It is 1917 and WWI is still going strong. The Craiglockhart War Hospital is an institution where officers suffering from very serious cases of shell shock and deemed mentally unsound go to be healed so they can return to the front and continue the vicious battle against the Germans. Dr. William Rivers—a brilliant psychiatrist at the institution—has a cure which is at once successful while being highly unusual for his time. Instead of having recourse to violent and painful courses of therapy prevalent in other hospitals, such as submitting the patients to painful humiliation tactics and high voltage electric shocks, he helps his patients cure themselves by encouraging them to face their fears and the horrors they have witnessed in battle instead of attempting to repress them. Even with the advances in psychology brought on by Sigmund Freud and Carl Jung, such an approach would have still been especially novel in the mainstream, at a time when men were conditioned and expected to be impervious to fear, never acknowledge weaknesses, and generally keep their emotions in check.
Dr. Rivers doesn’t question the inherent contradiction in the fact that he is expected to bring these men back to a balanced mental state so that they can in turn continue fighting in suicidal missions in a war with countless casualties. But things start changing for him when he comes in contact with Siegfried Sassoon, a decorated war hero who has decided to take a stand by writing a declaration which condemns the continuation of what he is convinced is a war of aggression and meaningless slaughter. Sassoon’s hopes of being court-marshalled for his insubordination and thus creating noise and a public outcry around his cause are dashed when he is instead declared mentally unstable—precisely to avoid attracting attention to the issue—and sent to Craiglockhart and Dr.

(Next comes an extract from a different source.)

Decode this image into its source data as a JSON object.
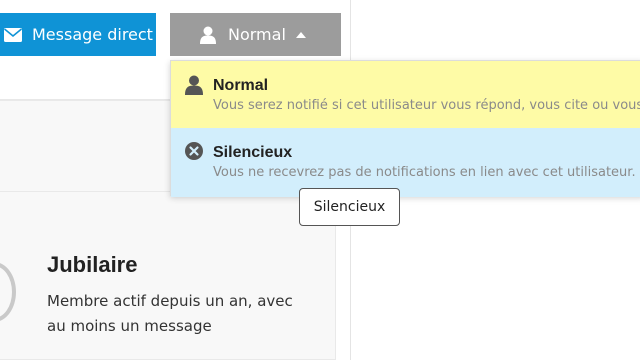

Rivers to be ‘cured’. Our good psychiatrist quickly appraises that Sassoon’s actions stem from true conviction, and that the best he can do in his case is to help his patient come to accept that he has no other choice than to return to the front, since any further efforts on Sassoon’s part to continue campaigning against the war will simply be interpreted as
the actions of a man who is mentally unsound.
From the beginning, Siegfried Sassoon, a man of great culture and a published poet, makes no bones about his sexual orientation. He makes mention of an indirect connections to Oscar Wilde and his veneration for Edward Carpenter, a socialist poet, pacifist, and gay activist who’s book The Intermediate Sex has been a great influence in helping him find his true identity. There is a running theme in the novel, which is the question of what constitutes ‘real’ and ‘acceptable’ manifestations of manhood in a time of war. The question of sexual orientation is intrinsically linked to those concerns, as is best expressed in the following excerpt, taken from a conversation between Rivers and Sassoon, who are discussing the prevailing attitudes toward homosexuality:
Sassoon: ‘I thought things were getting better.’
Rivers: ‘I think they were. Before the war. Slightly. But it’s not very likely, is it, that any movement towards greater tolerance would persist in wartime? After all, in war, you’ve got this enormous emphasis on love between men—comradeship—and everybody approves. But at the same time there’s always this little niggle of anxiety. Is it the right kind of love? Well, one of the ways you make sure it’s the right kind is to make it crystal clear what the penalties for the other kind are.’
This is a powerful novel and many of the themes at it’s core, such as the manifestations
of the instinct for self-preservation and what constitutes sanity and mental instability
are weighty stuff, and the brilliance of Pat Barker’s approach is that she manages to present her subject with a light and even humorous touch, with brilliant dialogue that
is absolutely true to life. Her observation of her cast of characters and their complex motivations fully brings out their multi-dimensionality and each of them is a fascinating study of the workings of the human mind.
Craiglockhart, Sassoon, Rivers and other persons, places and events are taken from real life, and the way Barker has woven fact and fiction in a way that is entirely believable
and wonderfully entertaining. This book came highly recommended from various sources and I must say I was most impressed. I’m much looking forward to reading the other two books in the Regeneration trilogy during the course of the year. Wholeheartedly recommended.